Quanto mais o praticante avança no sádhana, mais aumenta a auto-exigência. O Yoga é para todos, mas, a partir de um certo ponto, são poucos os que seguem mesmo além. Um ditado hindu diz: o verdadeiro heroísmo está em conquistar sua própria natureza (svabhavo vijayati iti shauryam). Por isso a tradição yôguica dá tanta ênfase às técnicas preliminares, da mesma forma que se recomenda aprender a nadar antes de aprender a surfar. Não importa onde você está, senão para onde está indo. Para saber exatamente onde estamos no sádhana, basta olhar para as nossas atitudes no dia a dia. Somos capazes de controlar os pensamentos indesejáveis? Conseguimos concentrar-nos no que fazemos? Conseguimos controlar as emoções negativas ou somos controlados por elas? As nossas debilidades são mais fortes que nós?
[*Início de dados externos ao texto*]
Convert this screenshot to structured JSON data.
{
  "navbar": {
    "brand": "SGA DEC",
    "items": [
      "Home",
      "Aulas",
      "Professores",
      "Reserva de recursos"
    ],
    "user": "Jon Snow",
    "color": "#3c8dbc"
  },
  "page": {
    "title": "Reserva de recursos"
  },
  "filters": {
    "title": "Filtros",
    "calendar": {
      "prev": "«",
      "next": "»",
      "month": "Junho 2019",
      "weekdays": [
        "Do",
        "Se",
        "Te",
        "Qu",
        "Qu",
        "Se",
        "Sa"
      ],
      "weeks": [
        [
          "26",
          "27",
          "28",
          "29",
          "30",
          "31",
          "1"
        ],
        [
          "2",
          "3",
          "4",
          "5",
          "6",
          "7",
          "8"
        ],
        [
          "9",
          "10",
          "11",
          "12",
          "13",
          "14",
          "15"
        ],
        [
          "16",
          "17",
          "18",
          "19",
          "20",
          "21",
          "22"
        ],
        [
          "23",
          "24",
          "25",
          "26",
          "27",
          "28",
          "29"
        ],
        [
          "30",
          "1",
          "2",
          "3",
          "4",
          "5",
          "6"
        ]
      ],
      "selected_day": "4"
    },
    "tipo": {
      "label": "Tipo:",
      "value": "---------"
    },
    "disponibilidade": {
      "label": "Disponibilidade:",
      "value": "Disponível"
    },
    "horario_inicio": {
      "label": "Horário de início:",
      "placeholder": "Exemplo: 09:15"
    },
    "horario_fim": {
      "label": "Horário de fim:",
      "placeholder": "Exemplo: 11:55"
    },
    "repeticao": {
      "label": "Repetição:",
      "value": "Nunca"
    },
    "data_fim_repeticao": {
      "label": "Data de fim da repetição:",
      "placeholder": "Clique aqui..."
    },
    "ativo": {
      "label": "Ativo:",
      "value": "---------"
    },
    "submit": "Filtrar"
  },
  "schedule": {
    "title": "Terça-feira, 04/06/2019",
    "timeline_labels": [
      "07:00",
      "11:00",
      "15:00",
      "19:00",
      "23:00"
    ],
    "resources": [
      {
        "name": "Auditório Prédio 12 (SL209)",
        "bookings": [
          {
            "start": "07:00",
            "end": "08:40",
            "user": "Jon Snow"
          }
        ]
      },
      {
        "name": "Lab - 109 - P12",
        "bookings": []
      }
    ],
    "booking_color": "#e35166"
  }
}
Para saber onde estamos exatamente na prática, Shivananda propõe acompanhar o nosso sádhana cotidiano levando um registro num diário. Esse diário de sádhana não deve servir apenas para anotar os respiratórios, ou sobre o que meditamos e durante quanto tempo, mas também deve incluir as nossas atitudes do dia a dia: as mais e as menos felizes. Desta forma você se dá a chance de acompanhar a sua evolução ao longo do tempo.